Since many of students are financially dependent on their families, many parents achieve their control through fiscal means. "No matter what I spend, my parents don't mind paying my credit card bill because that way they find out where every penny is being spent. It's a method of keeping track of me," admits one student. A friend agrees that "my dad is paying for me to go to Harvard, so I have to respect his request that I concentrate in a science."
The Parent Who's Living Vicariously
Although it places an unfair burden on a child, many parents unwittingly pressure students to carry out their own unfulfilled dreams. The mere fact that their children are attending Harvard may cause parents to feel jealous or want to adopt their children's experiences as their own. Perhaps they just want to visit, genuinely wanting to hear every detail of every day of college life.
Perhaps these parents may insist that they act the way they do simply because they are proud of their children and want to keep them from repeating parents' past mistakes.

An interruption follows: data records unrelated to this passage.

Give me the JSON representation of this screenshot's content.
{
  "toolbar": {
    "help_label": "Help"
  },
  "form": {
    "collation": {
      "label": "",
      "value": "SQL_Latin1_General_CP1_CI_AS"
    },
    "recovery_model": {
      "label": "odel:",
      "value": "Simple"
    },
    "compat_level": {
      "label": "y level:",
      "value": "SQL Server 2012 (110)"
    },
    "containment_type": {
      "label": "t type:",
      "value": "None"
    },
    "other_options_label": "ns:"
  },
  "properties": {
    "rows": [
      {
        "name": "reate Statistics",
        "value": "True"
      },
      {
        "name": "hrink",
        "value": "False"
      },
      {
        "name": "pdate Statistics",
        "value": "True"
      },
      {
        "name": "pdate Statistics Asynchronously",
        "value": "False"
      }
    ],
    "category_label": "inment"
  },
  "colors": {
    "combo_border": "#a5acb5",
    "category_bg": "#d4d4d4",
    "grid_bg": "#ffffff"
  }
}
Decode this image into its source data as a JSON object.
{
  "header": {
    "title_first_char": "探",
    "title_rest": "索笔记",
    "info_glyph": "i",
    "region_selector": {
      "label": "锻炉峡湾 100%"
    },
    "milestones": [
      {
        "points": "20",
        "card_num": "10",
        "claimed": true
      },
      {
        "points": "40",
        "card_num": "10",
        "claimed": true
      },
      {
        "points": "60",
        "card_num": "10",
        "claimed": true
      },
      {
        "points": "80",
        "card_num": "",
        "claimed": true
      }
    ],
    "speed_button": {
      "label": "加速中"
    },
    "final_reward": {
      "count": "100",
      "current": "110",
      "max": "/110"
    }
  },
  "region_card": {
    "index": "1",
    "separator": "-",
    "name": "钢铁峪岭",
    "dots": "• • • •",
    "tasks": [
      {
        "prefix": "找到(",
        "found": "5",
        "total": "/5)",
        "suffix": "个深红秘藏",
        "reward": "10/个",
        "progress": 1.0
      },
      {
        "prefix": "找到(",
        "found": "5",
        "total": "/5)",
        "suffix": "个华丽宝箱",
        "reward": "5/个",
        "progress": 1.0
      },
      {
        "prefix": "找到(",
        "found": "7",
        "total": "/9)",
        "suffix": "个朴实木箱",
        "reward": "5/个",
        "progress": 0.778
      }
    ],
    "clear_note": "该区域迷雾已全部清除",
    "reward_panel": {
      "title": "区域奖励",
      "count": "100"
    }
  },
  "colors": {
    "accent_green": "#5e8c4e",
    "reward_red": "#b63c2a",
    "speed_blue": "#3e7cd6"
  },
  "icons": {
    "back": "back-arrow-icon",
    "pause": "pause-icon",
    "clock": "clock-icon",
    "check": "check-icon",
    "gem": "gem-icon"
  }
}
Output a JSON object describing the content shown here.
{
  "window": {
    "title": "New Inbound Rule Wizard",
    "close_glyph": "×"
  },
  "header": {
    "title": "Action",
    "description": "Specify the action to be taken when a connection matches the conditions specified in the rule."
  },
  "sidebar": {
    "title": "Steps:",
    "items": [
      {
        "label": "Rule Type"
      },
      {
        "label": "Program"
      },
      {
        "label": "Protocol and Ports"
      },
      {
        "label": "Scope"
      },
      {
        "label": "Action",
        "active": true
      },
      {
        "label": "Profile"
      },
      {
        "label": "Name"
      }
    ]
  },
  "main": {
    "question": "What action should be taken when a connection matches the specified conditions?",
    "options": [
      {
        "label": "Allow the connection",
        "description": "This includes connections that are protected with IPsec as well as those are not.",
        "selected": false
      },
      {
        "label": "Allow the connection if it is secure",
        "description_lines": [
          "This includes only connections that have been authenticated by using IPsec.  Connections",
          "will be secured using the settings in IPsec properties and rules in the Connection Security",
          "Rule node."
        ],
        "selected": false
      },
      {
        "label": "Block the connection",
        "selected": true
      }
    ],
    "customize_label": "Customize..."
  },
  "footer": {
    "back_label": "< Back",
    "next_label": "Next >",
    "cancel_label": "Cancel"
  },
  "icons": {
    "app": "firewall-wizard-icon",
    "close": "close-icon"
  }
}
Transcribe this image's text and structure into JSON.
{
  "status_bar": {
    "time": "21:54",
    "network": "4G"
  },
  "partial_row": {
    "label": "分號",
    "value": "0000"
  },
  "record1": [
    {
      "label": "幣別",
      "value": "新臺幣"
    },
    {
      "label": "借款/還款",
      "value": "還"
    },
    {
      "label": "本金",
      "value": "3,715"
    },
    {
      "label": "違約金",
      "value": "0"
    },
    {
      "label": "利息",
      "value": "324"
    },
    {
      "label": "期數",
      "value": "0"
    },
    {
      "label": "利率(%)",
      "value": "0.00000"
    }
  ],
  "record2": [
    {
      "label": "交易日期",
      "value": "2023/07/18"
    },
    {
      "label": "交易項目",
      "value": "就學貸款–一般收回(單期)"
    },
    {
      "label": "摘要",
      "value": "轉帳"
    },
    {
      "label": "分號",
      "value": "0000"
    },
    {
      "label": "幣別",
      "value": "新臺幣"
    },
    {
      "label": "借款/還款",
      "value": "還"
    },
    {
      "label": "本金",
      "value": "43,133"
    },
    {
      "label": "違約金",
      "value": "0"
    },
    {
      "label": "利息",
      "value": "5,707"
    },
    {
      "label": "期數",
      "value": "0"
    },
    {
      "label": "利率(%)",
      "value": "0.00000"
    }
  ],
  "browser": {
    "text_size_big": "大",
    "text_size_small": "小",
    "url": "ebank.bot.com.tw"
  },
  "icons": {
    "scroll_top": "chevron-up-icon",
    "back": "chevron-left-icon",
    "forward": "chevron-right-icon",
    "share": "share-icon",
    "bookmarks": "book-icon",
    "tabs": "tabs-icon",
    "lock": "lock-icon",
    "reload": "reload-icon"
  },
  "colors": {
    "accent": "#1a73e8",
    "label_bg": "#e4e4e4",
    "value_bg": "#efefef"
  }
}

But this itself is a twisted idea, as one irked first-year reveals, "My father always tells me and my friends to make sure that we study statistics. He insists that it's `the wave of the future,' but I think it's because he thinks statistics would have helped him in his own career."
The Nosey Parent
Trying to redefine the parent-child relationship now that the child is away from home can prove difficult for many parents. In an attempt to remain close to their children, Nosey Parents think that they need to become best friends. They may ask unrelenting personal questions or try to behave younger; they may even press for intimate details about their child's life on campus.
Such parents aren't really trying to invade your privacy--they just believe that discussing personal things will keep you closer to home.
"My mother would much rather talk about my social life than my classes," acknowledges one student. "If she doesn't think I'm going out enough she'll be sure to tell me. She thinks college is a time to date a lot of people so you can find out what you want in a spouse."
Attached parents are a reality that many Harvard students learn to live with. By developing methods for dealing with the aforementioned complexes, controlled children gradually learn to accept the lingering remainders of parental authority, confident that they will fade with time.